When the younger ahroun sprouts a true, non-nervous smile, he lights up, easily enough. It's a quick transformation over angry and sullen and the hidden pains of old wounds. "I'd be happy to help," Jeremiah says. "I did… some remodel work for Val, the bird-lady, when she moved out of her apartment, while back, fixed it up. I've helped Lefty out wi' the Library while I've been in town, too. And well, teaching Charlene to fight," it comes out more like 'ficht', the traces of hillspeak-learned English over an originally Russian accent, "and such that she wanted to work on, while I'm in town, since it ended up so long." He chuckles, though it's a rather awful sound under the punishment rite, and he motions to the flatpack furniture, getting up again to go over and look at it. "What's it supposed to be?" he asks.

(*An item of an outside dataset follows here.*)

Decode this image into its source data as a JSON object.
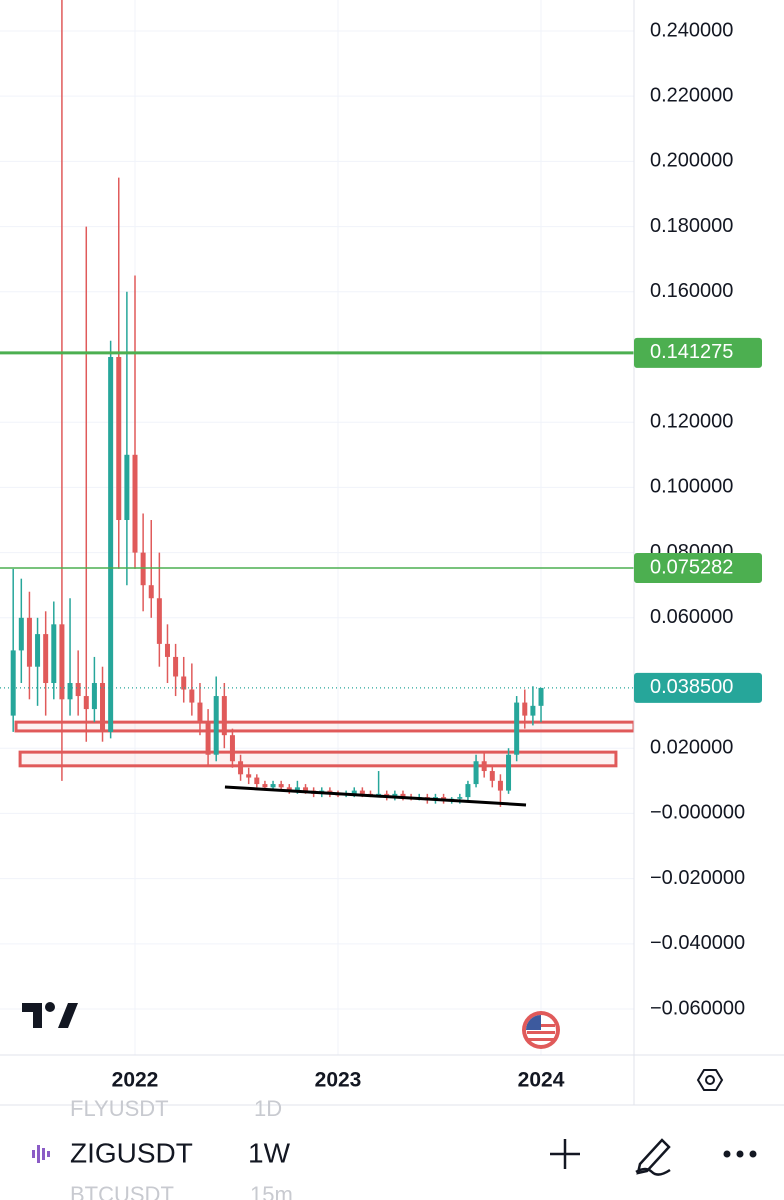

Topsy tries not to wince at the grating voice, throughout the conversation. The fact that she makes the effort not to do so is just as blatant as any other reaction would be. In answer to the question, she holds out the crumpled sheets of paper, instructions in several languages with line-drawings that somehow manage to make things even more confusing than no diagrams at all. There's a poor-quality black-and-white first-page picture of a two-door floor cabinet, and from the amount of material and packaging, there's more than one of them to assemble.

Jeremiah takes the papers, and looks over them, and he settles on a line of instructions, muttering nearly inaudibly to himself as he starts to sort out the pieces of the parts, already grouped by like, into a more coherent arrangement with the parts out, screws and bolts and shelves and for the moment, he reaches and holds up the piece that's to be the bottom in one hand. The muttering, reading the instructions, it seems, isn't in English, and he studies it for long minutes, looking occasionally between the papers and Topsy and the things and moving things, and the muttering gets interspersed with sign language, apparently still talking to himself. "Da, there," Jeremiah pronounces, then snorts at himself. "Their instructions suck. But I think I see where it all goes."

"Oh good," Topsy says, without even the slightest trace of sarcasm. "I was about ready to turn the whole lot into matchsticks. Do you eat pizza?"